INSPECTION AND PRODUCTION
CFTC Reg. 1.31 requires that a records entity, at its own expense, must produce or make accessible for inspection all regulatory records. All such records must be open to inspection by any representative of the CFTC or the Department of Justice. Regulatory records exclusively created and maintained on paper must be produced "promptly" upon request of a CFTC representative. A request for electronic regulatory records from the CFTC will specify a reasonable form and medium in which a records entity must produce such records, which must be produced promptly upon request. Originals of regulatory records may be provided to a CFTC representative temporarily; the CFTC representative shall issue a receipt for such records upon request from the records entity and, upon request from the CFTC representative, the records entity must issue a receipt for the return of such records.

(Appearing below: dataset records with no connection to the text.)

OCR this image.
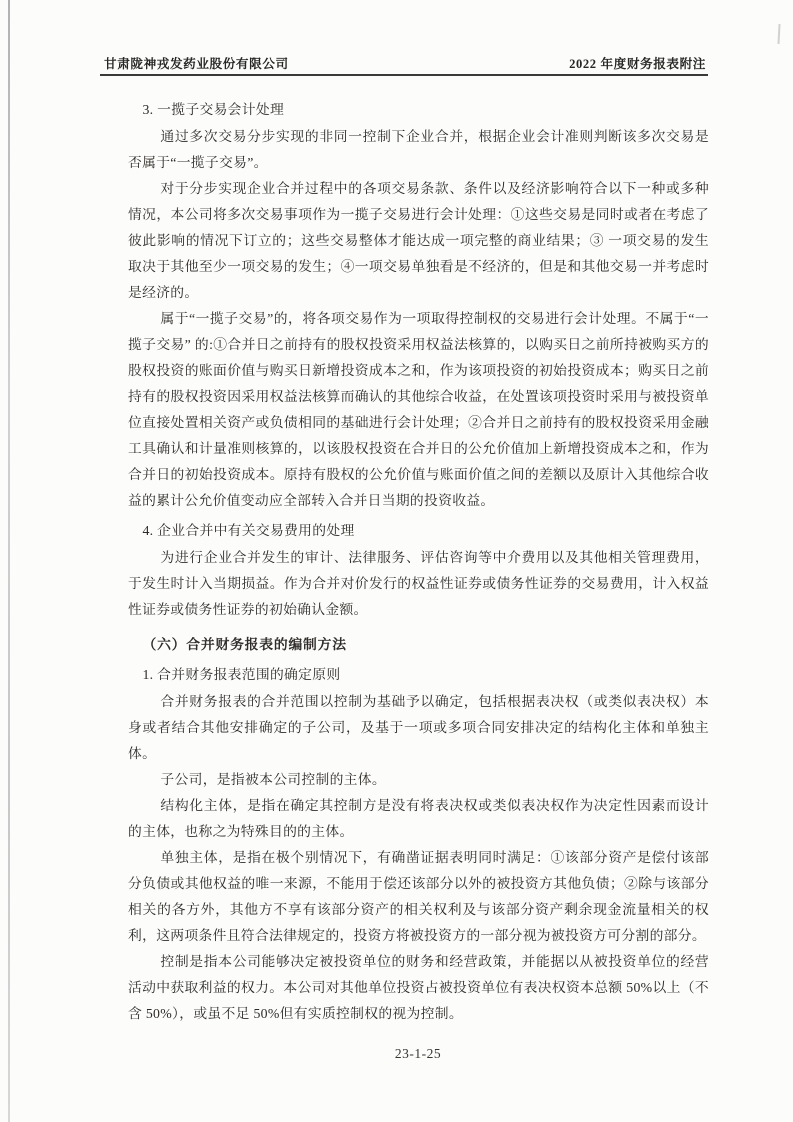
甘肃陇神戎发药业股份有限公司	2022 年度财务报表附注
3. 一揽子交易会计处理
通过多次交易分步实现的非同一控制下企业合并，根据企业会计准则判断该多次交易是否属于“一揽子交易”。
对于分步实现企业合并过程中的各项交易条款、条件以及经济影响符合以下一种或多种情况，本公司将多次交易事项作为一揽子交易进行会计处理：①这些交易是同时或者在考虑了彼此影响的情况下订立的；这些交易整体才能达成一项完整的商业结果；③ 一项交易的发生取决于其他至少一项交易的发生；④一项交易单独看是不经济的，但是和其他交易一并考虑时是经济的。
属于“一揽子交易”的，将各项交易作为一项取得控制权的交易进行会计处理。不属于“一揽子交易” 的:①合并日之前持有的股权投资采用权益法核算的，以购买日之前所持被购买方的股权投资的账面价值与购买日新增投资成本之和，作为该项投资的初始投资成本；购买日之前持有的股权投资因采用权益法核算而确认的其他综合收益，在处置该项投资时采用与被投资单位直接处置相关资产或负债相同的基础进行会计处理；②合并日之前持有的股权投资采用金融工具确认和计量准则核算的，以该股权投资在合并日的公允价值加上新增投资成本之和，作为合并日的初始投资成本。原持有股权的公允价值与账面价值之间的差额以及原计入其他综合收益的累计公允价值变动应全部转入合并日当期的投资收益。
4. 企业合并中有关交易费用的处理
为进行企业合并发生的审计、法律服务、评估咨询等中介费用以及其他相关管理费用，于发生时计入当期损益。作为合并对价发行的权益性证券或债务性证券的交易费用，计入权益性证券或债务性证券的初始确认金额。
（六）合并财务报表的编制方法
1. 合并财务报表范围的确定原则
合并财务报表的合并范围以控制为基础予以确定，包括根据表决权（或类似表决权）本身或者结合其他安排确定的子公司，及基于一项或多项合同安排决定的结构化主体和单独主体。
子公司，是指被本公司控制的主体。
结构化主体，是指在确定其控制方是没有将表决权或类似表决权作为决定性因素而设计的主体，也称之为特殊目的的主体。
单独主体，是指在极个别情况下，有确凿证据表明同时满足：①该部分资产是偿付该部分负债或其他权益的唯一来源，不能用于偿还该部分以外的被投资方其他负债；②除与该部分相关的各方外，其他方不享有该部分资产的相关权利及与该部分资产剩余现金流量相关的权利，这两项条件且符合法律规定的，投资方将被投资方的一部分视为被投资方可分割的部分。
控制是指本公司能够决定被投资单位的财务和经营政策，并能据以从被投资单位的经营活动中获取利益的权力。本公司对其他单位投资占被投资单位有表决权资本总额 50%以上（不含 50%），或虽不足 50%但有实质控制权的视为控制。
23-1-25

PROPOSED REQUIREMENTS NOT ADOPTED
Notably, the final rule amendments do not include the requirement contained in the proposal that a records entity must establish, maintain, and implement written policies and procedures designed to ensure compliance with all obligations under CFTC Reg. 1.31 or a training requirement. In this regard, the CFTC concluded that the clearly defined obligations under the rule made the requirement for written policies and procedures unnecessary. Also not adopted was language requiring that a records entity must retain systems that maintain the "chain of custody elements" of any electronic regulatory record because the concept is already covered under the definition of "regulatory record," which includes all data produced and stored electronically describing how and when such books and records were created, formatted, or modified.